Inside a test an abstraction User is used for sending specific actions to the runtime client. The helper functions function_call, deploy_contract, etc. eventually lead to the Runtime.apply method call.

For setting usernames during playing with transactions, use default names alice_account, bob_account, eve_dot_alice_account, etc.

Network

TODO: explain the runner here

Chain, Epoch Manager, Runtime and other low level changes

When building new features in the chain, epoch_manager, network, make sure to build new components sufficiently abstract so that they can be tested without relying on other components.

For example, see tests for doomslug here, for network cache here, or for promises in runtime here.

Python tests

See this page for a detailed coverage of how to write a python test.

We have a python library that allows one to create and run python tests.

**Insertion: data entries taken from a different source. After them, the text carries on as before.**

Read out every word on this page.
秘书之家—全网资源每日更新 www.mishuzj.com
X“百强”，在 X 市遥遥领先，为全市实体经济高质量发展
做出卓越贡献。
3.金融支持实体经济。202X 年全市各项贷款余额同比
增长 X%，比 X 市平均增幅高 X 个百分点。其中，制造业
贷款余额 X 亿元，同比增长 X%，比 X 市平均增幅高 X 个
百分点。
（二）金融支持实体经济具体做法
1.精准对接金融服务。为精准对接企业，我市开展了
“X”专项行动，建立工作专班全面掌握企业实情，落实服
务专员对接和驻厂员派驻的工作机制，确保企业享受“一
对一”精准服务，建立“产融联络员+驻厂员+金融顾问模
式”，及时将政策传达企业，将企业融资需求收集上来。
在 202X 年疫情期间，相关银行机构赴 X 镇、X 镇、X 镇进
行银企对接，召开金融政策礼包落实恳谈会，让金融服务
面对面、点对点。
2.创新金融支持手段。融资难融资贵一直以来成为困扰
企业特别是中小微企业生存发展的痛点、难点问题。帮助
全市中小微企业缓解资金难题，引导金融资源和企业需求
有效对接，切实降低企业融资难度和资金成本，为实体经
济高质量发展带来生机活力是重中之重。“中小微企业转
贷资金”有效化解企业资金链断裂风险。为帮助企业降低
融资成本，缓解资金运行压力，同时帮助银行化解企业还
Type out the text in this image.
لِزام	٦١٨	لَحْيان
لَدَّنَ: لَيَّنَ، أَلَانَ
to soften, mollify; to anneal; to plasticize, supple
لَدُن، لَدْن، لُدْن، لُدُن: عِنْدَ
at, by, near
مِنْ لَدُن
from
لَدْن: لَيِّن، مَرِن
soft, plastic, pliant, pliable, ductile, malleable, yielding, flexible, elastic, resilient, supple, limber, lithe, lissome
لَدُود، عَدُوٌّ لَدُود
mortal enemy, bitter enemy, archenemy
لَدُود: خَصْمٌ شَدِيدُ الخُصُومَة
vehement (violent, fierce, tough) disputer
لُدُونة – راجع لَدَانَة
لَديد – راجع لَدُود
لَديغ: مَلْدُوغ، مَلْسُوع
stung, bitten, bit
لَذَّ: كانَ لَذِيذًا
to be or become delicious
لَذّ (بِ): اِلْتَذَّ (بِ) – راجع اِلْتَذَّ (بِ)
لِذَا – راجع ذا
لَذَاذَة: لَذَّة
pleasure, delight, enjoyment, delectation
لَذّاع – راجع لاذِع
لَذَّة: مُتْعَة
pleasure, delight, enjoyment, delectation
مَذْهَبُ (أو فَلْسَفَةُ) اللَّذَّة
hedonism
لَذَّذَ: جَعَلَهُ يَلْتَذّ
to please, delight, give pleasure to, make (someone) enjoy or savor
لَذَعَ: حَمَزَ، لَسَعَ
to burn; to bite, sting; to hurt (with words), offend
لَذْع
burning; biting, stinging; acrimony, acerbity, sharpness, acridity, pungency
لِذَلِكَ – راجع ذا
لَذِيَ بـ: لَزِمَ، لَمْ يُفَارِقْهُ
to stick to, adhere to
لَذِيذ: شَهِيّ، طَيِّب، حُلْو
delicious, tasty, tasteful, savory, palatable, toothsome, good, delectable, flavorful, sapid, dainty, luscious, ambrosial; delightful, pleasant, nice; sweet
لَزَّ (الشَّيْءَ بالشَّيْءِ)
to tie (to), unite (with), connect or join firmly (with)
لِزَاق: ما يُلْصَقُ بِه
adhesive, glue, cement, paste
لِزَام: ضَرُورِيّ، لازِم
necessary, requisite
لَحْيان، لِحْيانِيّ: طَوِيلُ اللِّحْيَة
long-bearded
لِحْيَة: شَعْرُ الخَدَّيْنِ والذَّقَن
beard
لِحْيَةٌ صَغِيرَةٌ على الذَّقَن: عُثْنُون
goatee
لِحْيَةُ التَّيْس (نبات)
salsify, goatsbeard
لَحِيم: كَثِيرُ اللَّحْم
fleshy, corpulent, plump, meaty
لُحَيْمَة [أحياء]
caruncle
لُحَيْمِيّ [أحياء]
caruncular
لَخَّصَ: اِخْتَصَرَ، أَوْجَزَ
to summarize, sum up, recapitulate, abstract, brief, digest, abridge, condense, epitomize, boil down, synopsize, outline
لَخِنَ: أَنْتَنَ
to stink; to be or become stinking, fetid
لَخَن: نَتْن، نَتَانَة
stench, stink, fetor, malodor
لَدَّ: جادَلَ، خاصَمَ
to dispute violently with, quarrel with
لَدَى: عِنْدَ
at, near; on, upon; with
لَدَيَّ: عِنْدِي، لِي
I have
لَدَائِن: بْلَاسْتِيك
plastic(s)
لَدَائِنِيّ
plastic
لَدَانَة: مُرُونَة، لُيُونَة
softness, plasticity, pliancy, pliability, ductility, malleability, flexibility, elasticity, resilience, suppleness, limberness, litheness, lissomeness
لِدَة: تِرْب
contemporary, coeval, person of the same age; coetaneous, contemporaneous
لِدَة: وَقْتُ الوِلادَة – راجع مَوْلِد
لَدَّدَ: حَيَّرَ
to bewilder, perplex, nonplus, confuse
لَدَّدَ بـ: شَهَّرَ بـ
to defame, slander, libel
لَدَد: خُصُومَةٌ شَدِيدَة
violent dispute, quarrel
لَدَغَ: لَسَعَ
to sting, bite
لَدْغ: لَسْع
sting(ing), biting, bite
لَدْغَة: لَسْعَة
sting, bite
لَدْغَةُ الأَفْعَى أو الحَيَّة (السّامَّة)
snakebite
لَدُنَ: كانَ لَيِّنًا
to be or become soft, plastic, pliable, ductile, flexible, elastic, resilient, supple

To run python tests, from the nearcore repo the first time do the following:

cd pytest
virtualenv . --python=python3
pip install -r requirements.txt
. .env/bin/activate
python tests/sanity/block_production.py

After the first time:

cd pytest
. .env/bin/activate
python tests/sanity/block_production.py

Use pytest/tests/sanity/block_production.py as the basic example of starting a cluster with multiple nodes, and doing RPC calls.

See pytest/tests/sanity/deploy_call_smart_contract.py to see how contracts can be deployed, or transactions called.

See pytest/tests/sanity/staking1.py to see how staking transactions can be issued

See pytest/tests/sanity/state_sync.py to see how to delay the launch of the whole cluster by using init_cluster instead of start_cluster, and then launching nodes manually.

Enabling adversarial behavior

To allow testing adversarial behavior, or generally behaviors that a node should not normally exercise, we have certain features in the code decorated with #[cfg(feature="adversarial")]. The binary normally is compiled with the feature disabled, and when compiled with the feature enabled, it traces a warning on launch.

The nightly runner runs all the python tests against the binary compiled with the feature enabled, and thus the python tests can make the binary perform actions that it normally would not perform.

The actions can include lying about the known chain height, producing multiple blocks for the same height, or disabling doomslug.

See all the tests under pytest/tests/adversarial for the examples.